Van lezers:
(Mohana van den Kroonenberg)
Ik heb Een odyssee uit en met heel veel plezier gelezen. De twijfels van de hoofdfiguur, zijn heel goed te begrijpen, mooi en zorgvuldig uiteengezet. Het jezelf tot een oplossing dwingen en daar niet uitkomen, omdat de oplossing al denkend geforceerd wordt (op een gegeven moment maakt de ik-figuur zelfs een soort lijstje… ernstig en grappig tegelijk, want zo herkenbaar) is heel waarachtig. Mooi hoe de twee lijnen, de tocht door het water met de meisjes en de innerlijke reis op elkaar gelegd zijn.
—–
(Carla van den Berge)
(Ook) in Een odyssee bleef ik lezen! En het slot is sterk. Maar hier had ik wel het idee dat er te veel verteld wordt voor zo’n klein boek. In een paar dagen maakt de hoofdpersoon door waar iemand anders een jaar of soms nog veel meer over doet. Levensvragen in versnelling beantwoord. De overdenkingen over het vaderschap, tijdens de oddysee-achtige avonturen maken er een bijzonder verhaal van. Ik denk dat het voor de lezers voor wie je het schreef een mooi boekje is.
—–
Recensie Bazarow: Jacqueline Stil
Dit boek is een reisverhaal, maar ook een liefdesverhaal. Het beoogt een moderne versie te zijn van het eerste epische dichtwerk De Odyssee van Homerus uit plm. 800 v. Chr. Dat gaat over de omzwervingen van de held Odysseus, de bedenker van de list met het paard van Troje. Hij laat zijn geliefde achter, maar raapt na twintig jaar de relatie weer op alsof er niets is gebeurd.

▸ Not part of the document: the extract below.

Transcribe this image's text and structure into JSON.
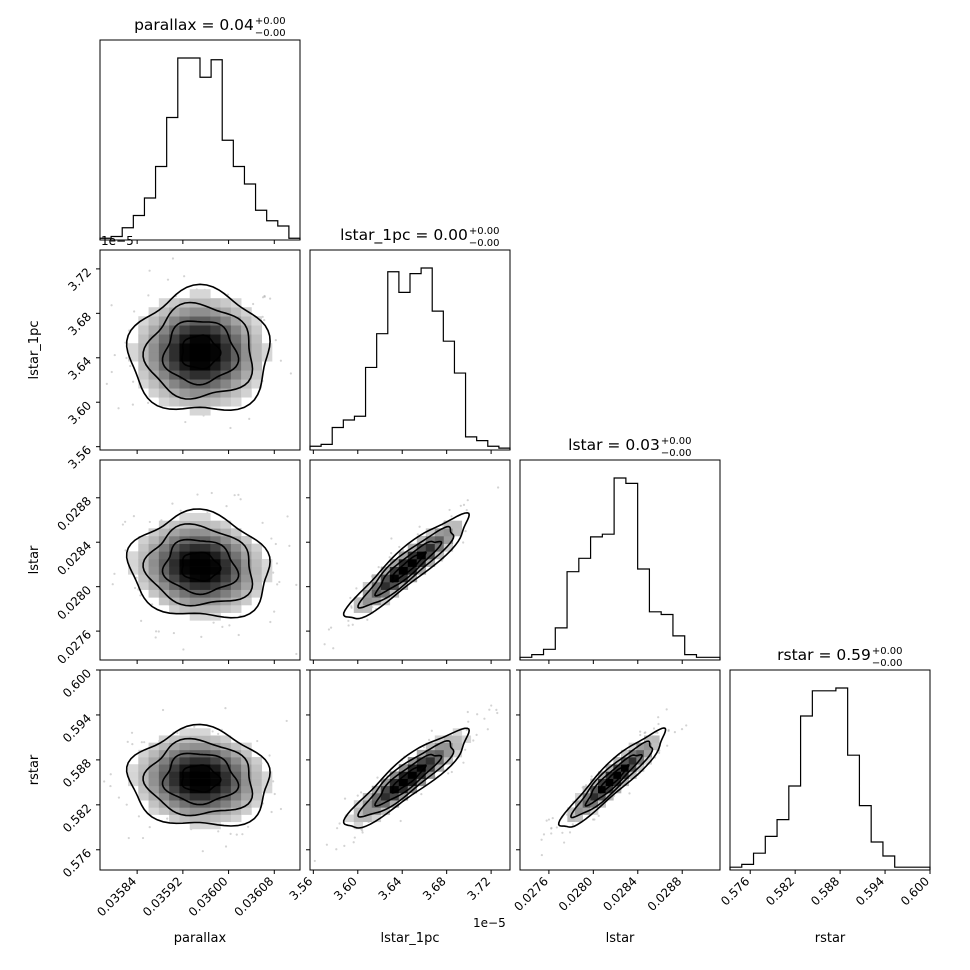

Het is terecht dat Peter den Hollander zegt ‘Een Odyssee’ en niet ‘De Odyssee’. In dit verhaal reizen de ik-figuur en de twee dochters van een bekende familie door Griekenland. Zij brengen een zeilschip van de Kalámata aan de Golf van Messura naar Kiona op Ithaka. (Dat is ook de plaats waar Odysseus naar toe ging). De namen van de hoofdpersonen zijn ontleend aan het oorspronkelijke Odyssee-verhaal. De twee jonge vrouwen heten Athene en Aphrodite, de zoon van de ik-figuur heet Teleman, wat lijkt op de naam van de zoon van Odysseus, Telemachus.
Het komt de ik-figuur goed uit om een poosje op reis te zijn, omdat hij worstelt met de verhoudingen in zijn gezin, nu hij net een half jaar vader is. Het wordt dan ook echt een vakantieverhaal, waarin hij afstand neemt van zijn dagelijkse sores. Niet alleen slapen, eten en varen komen aan bod, de vakantie gasten maken veel meer mij. Zwemmen, zonnen, restaurantjes bezoeken, boodschappen doen, dolfijnen spotten, een storm doorstaan, spelletjes doen, naakt lopen, spreken met toeristen en padvinders, een zeeslag meemaken en naar feesten gaan.
De ik-figuur had thuis al een buitenechtelijke relatie, en in deze reis wordt hij wederom hals over kop verliefd op een (franse) vrouw. Het lijkt of hij om de haverklap verliefd wordt. Zelf snapt hij niet waarom. Hij wordt toch ook niet verliefd op de bevallige Athene of Aphrodite? Waarom dan wel op Cerise?
Het boek toont aan hoe moeilijk het soms kan zijn om absoluut monogaam te zijn. De ik-figuur inderdaad wel loyaal aan zijn gezin, maar hij kan zijn gevoelens niet bedwingen.
Het boek leest prettig, en is zo uit. Na het lezen blijft er een goed gevoel over meegenomen te zijn in een mooie tijd, waar schuld en boete niet telt.